Mito-Vit-E inhibited endothelial cell migration in vivo. C57BL/6 mice received Mito-Vit-E by oral gavage for 3 days before perivascular carotid electric injury (day 0), and the Mito-Vit-E treatment was continued until the end point of the experiment. Animals were euthanized at day 1 (A) or day 4 (B), and the area of denudation was quantified. C and D: immunostaining of von Willebrand Factor (vWF) was carried out on carotid arteries on day 1 after sham operation (C) or electric injury (D). Arrowheads indicate endothelium positively stained for vWF. Results from 6–8 mice/group were analyzed by Mann-Whitney's rank sum test. *P < 0.05.

Fig. 6.

Inhibition of mitochondrial ROS production prevents VEGF-induced Rac1 activation. A: HUVEC pretreated with vehicle or Mito-Vit-E (1 μM) for 6 h were stimulated with vehicle or VEGF (50 ng/ml) for 5 min, and Rac1 activity was determined. B: at 7 days after transfection with control (C) or POLG siRNA (P), HUVEC cells were stimulated with vehicle or VEGF (50 ng/ml) for 5 min and Rac1 activity was determined. C: HUVEC were pretreated with vehicle or Mito-Vit-E (1 μM) for 6 h and then stimulated with VEGF for 60 min, and whole cell lysates were collected for Western blot analysis of phosphorylated PAK, Akt, p38MAP, and ERK1/2. *P < 0.05 vs. vehicle.

Fig. 7.

Mitochondrially targeted catalase inhibited endothelial migration.
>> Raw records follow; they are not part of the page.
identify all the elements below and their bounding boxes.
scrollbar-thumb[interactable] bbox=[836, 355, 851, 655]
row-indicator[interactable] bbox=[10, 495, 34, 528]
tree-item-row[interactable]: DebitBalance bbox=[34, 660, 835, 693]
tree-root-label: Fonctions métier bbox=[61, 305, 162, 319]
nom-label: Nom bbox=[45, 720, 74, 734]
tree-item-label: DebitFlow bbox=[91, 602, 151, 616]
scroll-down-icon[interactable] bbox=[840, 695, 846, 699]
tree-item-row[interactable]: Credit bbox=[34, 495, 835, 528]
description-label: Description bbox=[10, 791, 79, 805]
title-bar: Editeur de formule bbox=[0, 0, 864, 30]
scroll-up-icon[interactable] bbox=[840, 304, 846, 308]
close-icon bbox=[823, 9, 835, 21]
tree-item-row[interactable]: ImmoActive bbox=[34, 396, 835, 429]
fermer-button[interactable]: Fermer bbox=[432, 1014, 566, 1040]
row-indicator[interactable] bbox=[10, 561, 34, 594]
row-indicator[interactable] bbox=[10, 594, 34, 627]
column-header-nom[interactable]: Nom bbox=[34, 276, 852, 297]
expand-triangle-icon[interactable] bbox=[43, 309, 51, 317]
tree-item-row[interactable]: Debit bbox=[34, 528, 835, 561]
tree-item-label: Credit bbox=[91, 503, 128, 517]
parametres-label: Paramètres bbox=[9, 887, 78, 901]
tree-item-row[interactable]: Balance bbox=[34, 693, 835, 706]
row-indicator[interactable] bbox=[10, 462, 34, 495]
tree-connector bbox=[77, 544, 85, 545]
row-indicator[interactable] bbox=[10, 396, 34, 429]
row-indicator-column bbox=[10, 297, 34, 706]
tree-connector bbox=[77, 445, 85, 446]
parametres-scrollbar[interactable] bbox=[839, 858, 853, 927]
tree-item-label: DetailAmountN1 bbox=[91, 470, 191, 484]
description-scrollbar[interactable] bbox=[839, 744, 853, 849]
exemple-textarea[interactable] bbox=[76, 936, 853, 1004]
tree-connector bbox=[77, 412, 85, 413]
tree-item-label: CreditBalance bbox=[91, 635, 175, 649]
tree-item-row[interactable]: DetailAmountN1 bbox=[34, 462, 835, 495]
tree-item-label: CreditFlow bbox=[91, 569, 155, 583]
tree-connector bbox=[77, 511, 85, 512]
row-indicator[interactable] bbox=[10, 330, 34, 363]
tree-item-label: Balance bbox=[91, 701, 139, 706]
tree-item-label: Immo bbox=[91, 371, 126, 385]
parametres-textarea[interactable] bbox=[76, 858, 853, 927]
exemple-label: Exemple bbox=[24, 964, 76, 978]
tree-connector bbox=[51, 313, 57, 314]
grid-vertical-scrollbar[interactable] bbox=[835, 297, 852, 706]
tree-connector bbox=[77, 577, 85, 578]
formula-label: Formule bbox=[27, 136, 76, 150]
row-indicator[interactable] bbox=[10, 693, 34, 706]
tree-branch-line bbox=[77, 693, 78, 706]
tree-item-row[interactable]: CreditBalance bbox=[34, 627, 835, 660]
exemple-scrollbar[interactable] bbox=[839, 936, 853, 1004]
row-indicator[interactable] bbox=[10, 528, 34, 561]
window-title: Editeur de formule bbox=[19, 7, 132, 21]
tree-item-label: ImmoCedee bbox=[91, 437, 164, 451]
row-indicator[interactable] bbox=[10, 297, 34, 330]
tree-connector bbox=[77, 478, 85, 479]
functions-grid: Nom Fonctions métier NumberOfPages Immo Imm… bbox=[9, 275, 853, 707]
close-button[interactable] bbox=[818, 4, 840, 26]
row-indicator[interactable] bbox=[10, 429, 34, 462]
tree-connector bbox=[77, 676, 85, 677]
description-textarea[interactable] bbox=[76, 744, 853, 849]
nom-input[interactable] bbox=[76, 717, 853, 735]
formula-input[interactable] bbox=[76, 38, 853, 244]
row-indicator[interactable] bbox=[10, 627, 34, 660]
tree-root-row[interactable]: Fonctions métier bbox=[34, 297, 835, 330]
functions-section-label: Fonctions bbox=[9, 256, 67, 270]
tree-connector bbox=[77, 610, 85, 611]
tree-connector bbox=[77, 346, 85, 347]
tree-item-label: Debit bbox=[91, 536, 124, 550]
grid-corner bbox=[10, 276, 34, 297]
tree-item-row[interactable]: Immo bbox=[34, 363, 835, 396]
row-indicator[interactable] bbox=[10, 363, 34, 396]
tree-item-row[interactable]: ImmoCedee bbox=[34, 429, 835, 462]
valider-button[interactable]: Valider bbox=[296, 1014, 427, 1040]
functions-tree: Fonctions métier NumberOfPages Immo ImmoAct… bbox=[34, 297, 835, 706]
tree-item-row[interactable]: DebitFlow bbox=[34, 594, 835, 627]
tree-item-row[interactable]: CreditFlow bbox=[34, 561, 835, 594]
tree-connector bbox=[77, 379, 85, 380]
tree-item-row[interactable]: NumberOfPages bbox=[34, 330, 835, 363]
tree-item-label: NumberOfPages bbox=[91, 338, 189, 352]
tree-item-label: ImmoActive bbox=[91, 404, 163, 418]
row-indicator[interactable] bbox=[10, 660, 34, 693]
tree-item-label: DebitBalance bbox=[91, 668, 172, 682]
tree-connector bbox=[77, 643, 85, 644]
HUVEC were infected with AdNull or AdmCat 48 h before experiments. A: HUVEC were stimulated with vehicle or VEGF (50 ng/ml) for 5 min, mitochondrial fractions were isolated, and cytochrome-c oxidase activity was determined. B and C: a defined area of the cells was removed. Cells were then treated with vehicle of VEGF (50 ng/ml) for 36 h and the number of cells that migrated past the wound edge was counted. D: HUVEC were stimulated with VEGF (50 ng/ml) for 5 min and Rac1 activity was determined. E: cells were stimulated with VEGF (50 ng/ml) for 60 min before whole cell lysates were collected for Western blot analysis of phosphorylated PAK, Akt, ERK1/2, and p38MAP. *P < 0.05 vs. vehicle.